Edwyn Collins review – soulful inspiration still ripping it up

At times using his walking stick as a conductor’s baton, Collins may have turned 60 but he’s not letting up in this cracking show
  
  

Remarkable singing … Edwyn Collins and band at Glasgow University.
Remarkable singing … Edwyn Collins and band at Glasgow University. Photograph: Aimee Todd

It has been 14 years since Edwyn Collins – the former Orange Juice frontman turned suave solo star – suffered two cerebral haemorrhages, a near-death experience that scrambled his language skills and left him physically impaired.

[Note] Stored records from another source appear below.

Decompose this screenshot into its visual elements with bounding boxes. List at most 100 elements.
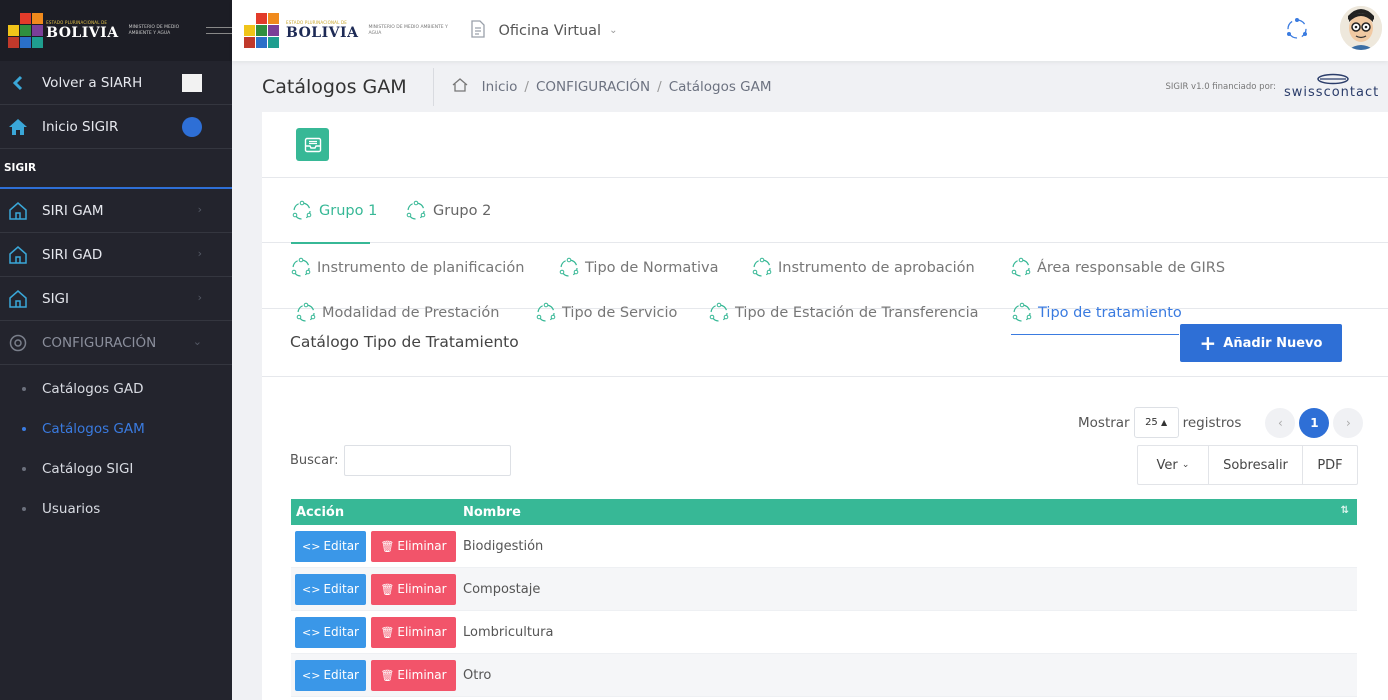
search-control: Buscar:: [290, 445, 511, 476]
share-icon: [1011, 257, 1031, 277]
avatar[interactable]: [1340, 6, 1382, 50]
subtab-tipo-normativa[interactable]: Tipo de Normativa: [558, 257, 718, 279]
brand-ministry: Ministerio de Medio Ambiente y Agua: [368, 24, 448, 36]
sidebar-item-label: SIRI GAM: [42, 202, 104, 219]
subtab-tipo-estacion-transferencia[interactable]: Tipo de Estación de Transferencia: [708, 302, 979, 324]
sidebar-item-label: Inicio SIGIR: [42, 118, 119, 135]
group-tabs: Grupo 1 Grupo 2: [262, 178, 1388, 244]
share-icon[interactable]: [1284, 16, 1310, 42]
top-bar: ESTADO PLURINACIONAL DE BOLIVIA Minister…: [232, 0, 1388, 61]
sort-icon[interactable]: ⇅: [1341, 505, 1349, 516]
breadcrumb-item: Catálogos GAM: [668, 78, 772, 95]
sidebar-item-siri-gam[interactable]: SIRI GAM ›: [0, 189, 232, 233]
catalog-card: Grupo 1 Grupo 2 Instrumento de planifica…: [262, 112, 1388, 700]
sponsor-name: swisscontact: [1284, 85, 1380, 100]
table-header: Acción Nombre ⇅: [291, 499, 1357, 525]
inbox-button[interactable]: [296, 128, 329, 161]
share-icon: [536, 302, 556, 322]
brand-name: BOLIVIA: [46, 25, 119, 41]
tab-grupo-1[interactable]: Grupo 1: [291, 200, 377, 222]
delete-button[interactable]: 🗑 Eliminar: [371, 616, 456, 648]
subtab-tipo-servicio[interactable]: Tipo de Servicio: [535, 302, 677, 324]
edit-button[interactable]: <> Editar: [295, 616, 366, 648]
brand-name: BOLIVIA: [286, 25, 359, 41]
subtab-instrumento-aprobacion[interactable]: Instrumento de aprobación: [751, 257, 975, 279]
breadcrumb-item[interactable]: Inicio: [482, 79, 518, 95]
row-name: Biodigestión: [463, 538, 544, 554]
search-input[interactable]: [343, 445, 511, 476]
edit-button[interactable]: <> Editar: [295, 659, 366, 691]
edit-icon: <>: [302, 582, 321, 596]
sidebar-item-home[interactable]: Inicio SIGIR: [0, 105, 232, 149]
next-page-button[interactable]: ›: [1333, 407, 1364, 438]
subtab-label: Tipo de Estación de Transferencia: [735, 305, 979, 321]
chevron-down-icon[interactable]: ⌄: [609, 25, 617, 36]
search-label: Buscar:: [290, 453, 339, 468]
page-size-control: Mostrar 25 ▲ registros ‹ 1 ›: [1078, 407, 1367, 438]
tab-grupo-2[interactable]: Grupo 2: [405, 200, 491, 222]
prev-page-button[interactable]: ‹: [1265, 407, 1296, 438]
share-icon: [709, 302, 729, 322]
edit-icon: <>: [302, 668, 321, 682]
subtab-modalidad-prestacion[interactable]: Modalidad de Prestación: [295, 302, 499, 324]
house-outline-icon: [8, 201, 28, 221]
sidebar-section-title: SIGIR: [0, 149, 232, 189]
excel-export-button[interactable]: Sobresalir: [1209, 446, 1303, 484]
chevron-right-icon: ›: [197, 291, 202, 304]
tab-label: Grupo 2: [433, 203, 492, 219]
trash-icon: 🗑: [380, 539, 395, 553]
catalog-table: Acción Nombre ⇅ <> Editar 🗑 Eliminar Biodige…: [291, 499, 1357, 697]
subtab-label: Tipo de tratamiento: [1038, 305, 1182, 321]
gear-icon: [8, 333, 28, 353]
submenu-item-catalogo-sigi[interactable]: Catálogo SIGI: [0, 449, 232, 489]
sidebar-item-siri-gad[interactable]: SIRI GAD ›: [0, 233, 232, 277]
pdf-export-button[interactable]: PDF: [1303, 446, 1357, 484]
menu-toggle-icon[interactable]: [206, 22, 232, 39]
home-icon: [8, 117, 28, 137]
subtab-label: Tipo de Normativa: [585, 260, 719, 276]
sort-arrows-icon: ▲: [1160, 418, 1168, 427]
page-size-select[interactable]: 25 ▲: [1133, 407, 1179, 438]
add-new-button[interactable]: + Añadir Nuevo: [1180, 324, 1342, 362]
view-dropdown-button[interactable]: Ver ⌄: [1138, 446, 1209, 484]
subtab-label: Tipo de Servicio: [562, 305, 678, 321]
edit-button[interactable]: <> Editar: [295, 530, 366, 562]
add-new-label: Añadir Nuevo: [1223, 335, 1323, 351]
module-dropdown[interactable]: Oficina Virtual: [498, 23, 601, 39]
brand-ministry: Ministerio de Medio Ambiente y Agua: [128, 24, 180, 36]
bolivia-logo: [244, 12, 280, 49]
delete-button[interactable]: 🗑 Eliminar: [371, 530, 456, 562]
edit-button[interactable]: <> Editar: [295, 573, 366, 605]
sidebar-item-configuracion[interactable]: CONFIGURACIÓN ⌄: [0, 321, 232, 365]
page-header: Catálogos GAM Inicio / CONFIGURACIÓN / C…: [232, 61, 1388, 112]
share-icon: [559, 257, 579, 277]
delete-button[interactable]: 🗑 Eliminar: [371, 659, 456, 691]
export-buttons: Ver ⌄ Sobresalir PDF: [1137, 445, 1358, 485]
top-brand: ESTADO PLURINACIONAL DE BOLIVIA Minister…: [244, 12, 448, 49]
document-icon: [470, 19, 486, 42]
delete-button[interactable]: 🗑 Eliminar: [371, 573, 456, 605]
edit-icon: <>: [302, 625, 321, 639]
edit-icon: <>: [302, 539, 321, 553]
breadcrumb-item[interactable]: CONFIGURACIÓN: [536, 79, 650, 95]
chevron-right-icon: ›: [197, 203, 202, 216]
sidebar-item-back[interactable]: Volver a SIARH: [0, 61, 232, 105]
home-icon[interactable]: [452, 77, 468, 96]
subtab-area-responsable[interactable]: Área responsable de GIRS: [1010, 257, 1225, 279]
column-header-accion[interactable]: Acción: [291, 505, 463, 520]
submenu-item-usuarios[interactable]: Usuarios: [0, 489, 232, 529]
sidebar-item-label: CONFIGURACIÓN: [42, 334, 157, 351]
subtab-instrumento-planificacion[interactable]: Instrumento de planificación: [290, 257, 524, 279]
row-name: Compostaje: [463, 581, 541, 597]
page-button[interactable]: 1: [1299, 407, 1330, 438]
records-label: registros: [1182, 414, 1242, 431]
subtab-tipo-tratamiento[interactable]: Tipo de tratamiento: [1011, 302, 1182, 324]
sidebar-brand: ESTADO PLURINACIONAL DE BOLIVIA Minister…: [0, 0, 232, 61]
sidebar-item-label: Volver a SIARH: [42, 74, 143, 91]
column-header-nombre[interactable]: Nombre: [463, 505, 521, 520]
sidebar-item-label: SIRI GAD: [42, 246, 103, 263]
sidebar-item-sigi[interactable]: SIGI ›: [0, 277, 232, 321]
submenu-item-catalogos-gam[interactable]: Catálogos GAM: [0, 409, 232, 449]
table-row: <> Editar 🗑 Eliminar Biodigestión: [291, 525, 1357, 568]
submenu-item-catalogos-gad[interactable]: Catálogos GAD: [0, 369, 232, 409]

In the years since, his focus on rehabilitation and determination to make new music have been inspiring examples of grit and wit. He turned 60 last week, but rather than taking his foot off the gas, Collins and his six-piece band are heading off around the UK in support of Badbea, his ruminative but often frisky new record.

One of the creative sparks behind Badbea, his ninth solo album, was repurposing lyrics that Collins had written before his brush with mortality. Similarly, this gig straddles the past and present, interlacing recent material with beloved classics. In Glasgow, it is a particularly supportive home town crowd – a buoyant throng dotted with vintage quiffs – and the energy levels crackle with every artfully recreated Orange Juice track, from the loping funk of I Guess I’m Just a Little Too Sensitive to the chiming guitars of Dying Day.

The brand-new songs sound resonant, too: the strident fuzzbox riff of It’s All About You has the feel of some lost 1960s adventure series, while the plaintive It All Makes Sense to Me has an appealing sway and a righteous sax solo (courtesy of keyboardist and veteran Dexys cohort Sean Read). Rocking a Verve Records T-shirt and occasionally brandishing his walking stick like a conductor’s baton, Collins can still hold court even while seated. The between-song banter is sometimes a little halting but always emphatic; his singing voice, however, remains remarkable, a soulful, weathered baritone.

A duet with his son William for In Your Eyes is a mid-set highlight but Collins saves some of the best until last. The rapid-fire deployment of squelchy-bass classic Rip It Up, the raucous Don’t Shilly Shally – which sees him up on his feet – and sultry mid-1990s earworm A Girl Like You is a remarkable career-spanning triptych. An emotional encore that climaxes with the vintage Postcard cut Blue Boy is just the cherry on top.

At Trades Club, Hebden Bridge, 29 August, then touring until 17 September.